Обнаженная Зойка – длинноногая, высокая, сильная – с разбега влетела в тихий прибой, взбила брызги, нырнула и вновь встала на ноги, взмахом рук отбросив назад с плеч и груди намокшие черные кудри:
– Ну! Давайте же! Что стоим?!
Бледный и жилистый Айхендорф, завопив, бросился следом, высоко поднимая колени; за ним, скидывая на ходу одежду, с криком и хохотом устремились Эшли, и Лили, и Ойуун; почти невидимой тенью скользнул в волны Али и вынырнул, отфыркиваясь, блестящий, как черный кит; взявшись за руки, вошли в воду тоненькие алебастровые фигурки Акико и Юкико, и остановились, боясь ступить дальше; но тут ты, скинув платье, вбежала в море, нагнулась, окатила их брызгами, и через секунду вы трое, смеясь, уже плыли следом за остальными, все дальше, в темную даль, и звезды дрожали, как слезы, отражаясь в ряби на черной воде.

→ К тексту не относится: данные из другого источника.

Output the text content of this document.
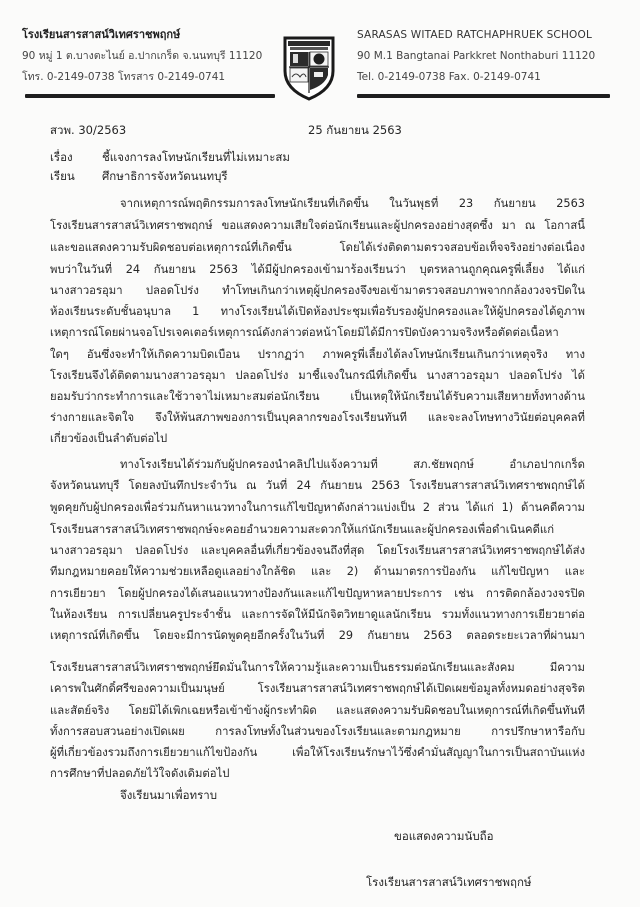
โรงเรียนสารสาสน์วิเทศราชพฤกษ์
90 หมู่ 1 ต.บางตะไนย์ อ.ปากเกร็ด จ.นนทบุรี 11120
โทร. 0-2149-0738 โทรสาร 0-2149-0741
SARASAS WITAED RATCHAPHRUEK SCHOOL
90 M.1 Bangtanai Parkkret Nonthaburi 11120
Tel. 0-2149-0738 Fax. 0-2149-0741
สวพ. 30/2563	25 กันยายน 2563
เรื่อง	ชี้แจงการลงโทษนักเรียนที่ไม่เหมาะสม
เรียน ศึกษาธิการจังหวัดนนทบุรี
จากเหตุการณ์พฤติกรรมการลงโทษนักเรียนที่เกิดขึ้น ในวันพุธที่ 23 กันยายน 2563
โรงเรียนสารสาสน์วิเทศราชพฤกษ์ ขอแสดงความเสียใจต่อนักเรียนและผู้ปกครองอย่างสุดซึ้ง มา ณ โอกาสนี้
และขอแสดงความรับผิดชอบต่อเหตุการณ์ที่เกิดขึ้น โดยได้เร่งติดตามตรวจสอบข้อเท็จจริงอย่างต่อเนื่อง
พบว่าในวันที่ 24 กันยายน 2563 ได้มีผู้ปกครองเข้ามาร้องเรียนว่า บุตรหลานถูกคุณครูพี่เลี้ยง ได้แก่
นางสาวอรอุมา ปลอดโปร่ง ทำโทษเกินกว่าเหตุผู้ปกครองจึงขอเข้ามาตรวจสอบภาพจากกล้องวงจรปิดใน
ห้องเรียนระดับชั้นอนุบาล 1 ทางโรงเรียนได้เปิดห้องประชุมเพื่อรับรองผู้ปกครองและให้ผู้ปกครองได้ดูภาพ
เหตุการณ์โดยผ่านจอโปรเจคเตอร์เหตุการณ์ดังกล่าวต่อหน้าโดยมิได้มีการปิดบังความจริงหรือตัดต่อเนื้อหา
ใดๆ อันซึ่งจะทำให้เกิดความบิดเบือน ปรากฏว่า ภาพครูพี่เลี้ยงได้ลงโทษนักเรียนเกินกว่าเหตุจริง ทาง
โรงเรียนจึงได้ติดตามนางสาวอรอุมา ปลอดโปร่ง มาชี้แจงในกรณีที่เกิดขึ้น นางสาวอรอุมา ปลอดโปร่ง ได้
ยอมรับว่ากระทำการและใช้วาจาไม่เหมาะสมต่อนักเรียน เป็นเหตุให้นักเรียนได้รับความเสียหายทั้งทางด้าน
ร่างกายและจิตใจ จึงให้พ้นสภาพของการเป็นบุคลากรของโรงเรียนทันที และจะลงโทษทางวินัยต่อบุคคลที่
เกี่ยวข้องเป็นลำดับต่อไป
ทางโรงเรียนได้ร่วมกับผู้ปกครองนำคลิปไปแจ้งความที่ สภ.ชัยพฤกษ์ อำเภอปากเกร็ด
จังหวัดนนทบุรี โดยลงบันทึกประจำวัน ณ วันที่ 24 กันยายน 2563 โรงเรียนสารสาสน์วิเทศราชพฤกษ์ได้
พูดคุยกับผู้ปกครองเพื่อร่วมกันหาแนวทางในการแก้ไขปัญหาดังกล่าวแบ่งเป็น 2 ส่วน ได้แก่ 1) ด้านคดีความ
โรงเรียนสารสาสน์วิเทศราชพฤกษ์จะคอยอำนวยความสะดวกให้แก่นักเรียนและผู้ปกครองเพื่อดำเนินคดีแก่
นางสาวอรอุมา ปลอดโปร่ง และบุคคลอื่นที่เกี่ยวข้องจนถึงที่สุด โดยโรงเรียนสารสาสน์วิเทศราชพฤกษ์ได้ส่ง
ทีมกฎหมายคอยให้ความช่วยเหลือดูแลอย่างใกล้ชิด และ 2) ด้านมาตรการป้องกัน แก้ไขปัญหา และ
การเยียวยา โดยผู้ปกครองได้เสนอแนวทางป้องกันและแก้ไขปัญหาหลายประการ เช่น การติดกล้องวงจรปิด
ในห้องเรียน การเปลี่ยนครูประจำชั้น และการจัดให้มีนักจิตวิทยาดูแลนักเรียน รวมทั้งแนวทางการเยียวยาต่อ
เหตุการณ์ที่เกิดขึ้น โดยจะมีการนัดพูดคุยอีกครั้งในวันที่ 29 กันยายน 2563 ตลอดระยะเวลาที่ผ่านมา
โรงเรียนสารสาสน์วิเทศราชพฤกษ์ยึดมั่นในการให้ความรู้และความเป็นธรรมต่อนักเรียนและสังคม มีความ
เคารพในศักดิ์ศรีของความเป็นมนุษย์ โรงเรียนสารสาสน์วิเทศราชพฤกษ์ได้เปิดเผยข้อมูลทั้งหมดอย่างสุจริต
และสัตย์จริง โดยมิได้เพิกเฉยหรือเข้าข้างผู้กระทำผิด และแสดงความรับผิดชอบในเหตุการณ์ที่เกิดขึ้นทันที
ทั้งการสอบสวนอย่างเปิดเผย การลงโทษทั้งในส่วนของโรงเรียนและตามกฎหมาย การปรึกษาหารือกับ
ผู้ที่เกี่ยวข้องรวมถึงการเยียวยาแก้ไขป้องกัน เพื่อให้โรงเรียนรักษาไว้ซึ่งคำมั่นสัญญาในการเป็นสถาบันแห่ง
การศึกษาที่ปลอดภัยไว้ใจดังเดิมต่อไป
จึงเรียนมาเพื่อทราบ
ขอแสดงความนับถือ
โรงเรียนสารสาสน์วิเทศราชพฤกษ์
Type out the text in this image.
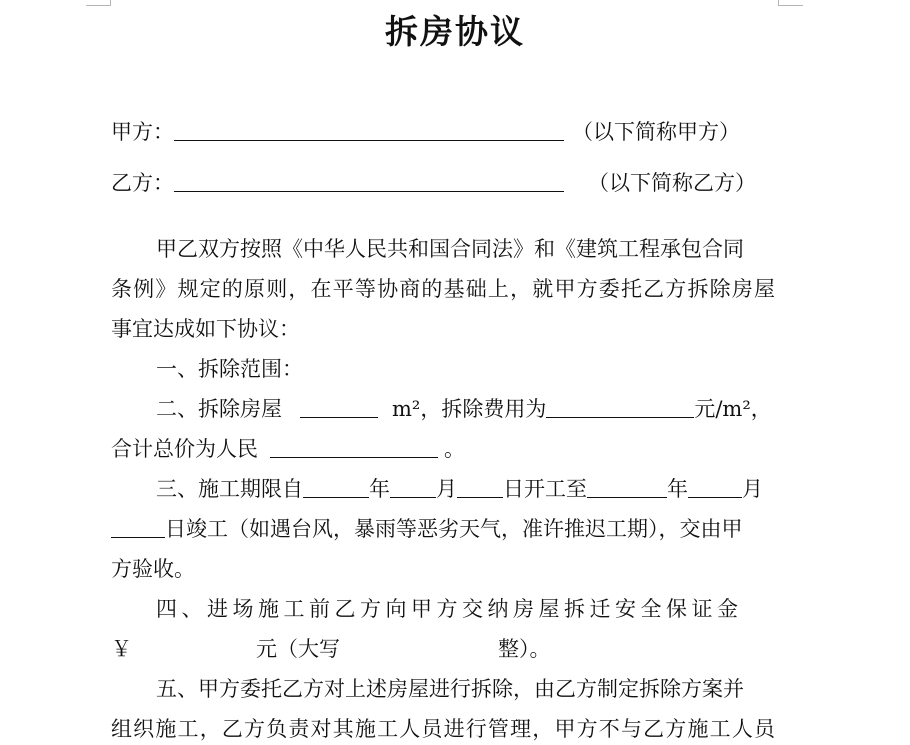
拆房协议
甲方：	（以下简称甲方）
乙方：	（以下简称乙方）
甲乙双方按照《中华人民共和国合同法》和《建筑工程承包合同
条例》规定的原则，在平等协商的基础上，就甲方委托乙方拆除房屋
事宜达成如下协议：
一、拆除范围：
二、拆除房屋	m²，拆除费用为	元/m²，
合计总价为人民	。
三、施工期限自	年 月 日开工至	年	月
日竣工（如遇台风，暴雨等恶劣天气，准许推迟工期），交由甲
方验收。
四、进场施工前乙方向甲方交纳房屋拆迁安全保证金
￥	元（大写	整）。
五、甲方委托乙方对上述房屋进行拆除，由乙方制定拆除方案并
组织施工，乙方负责对其施工人员进行管理，甲方不与乙方施工人员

На берегу остался лишь я, да Ли Вэй, что неподвижной безмолвной фигурой, скрестив ноги, сидел у кромки прибоя, да Айзек – он поднял гитару, и в наступившей тиши вновь зазвенели негромкие струны:
И никто не додумался просто встать на колени
И сказать этим мальчикам, что в бездарной стране,
Даже светлые подвиги – это просто ступени,
Уводящие в пропасти к недоступной весне…
– Все, началось, Москву травят уже, – сообщил сосед Александр. – Ядовитый туман вторые сутки висит, народ задыхается. Вроде как, распылили формальдегид и диоксид серы. А скажут потом, что все от коронавируса померли.
Гулко хлопают форточками тоскливые сквозняки. Лифт настороженно молчит, будто прислушиваясь. За окнами серая хмарь. На стекле дрожат крупные капли, словно слезы, высеченные ударом плетей, свитых из ледяного дождя и мокрого снега. Пришел ноябрь – тревожный и неуютный, принес смутное беспокойство, наследие наших аграрных предков; ноябрь следует встречать в теплом доме, с полными закромами и надёжными замками на крепких дверях.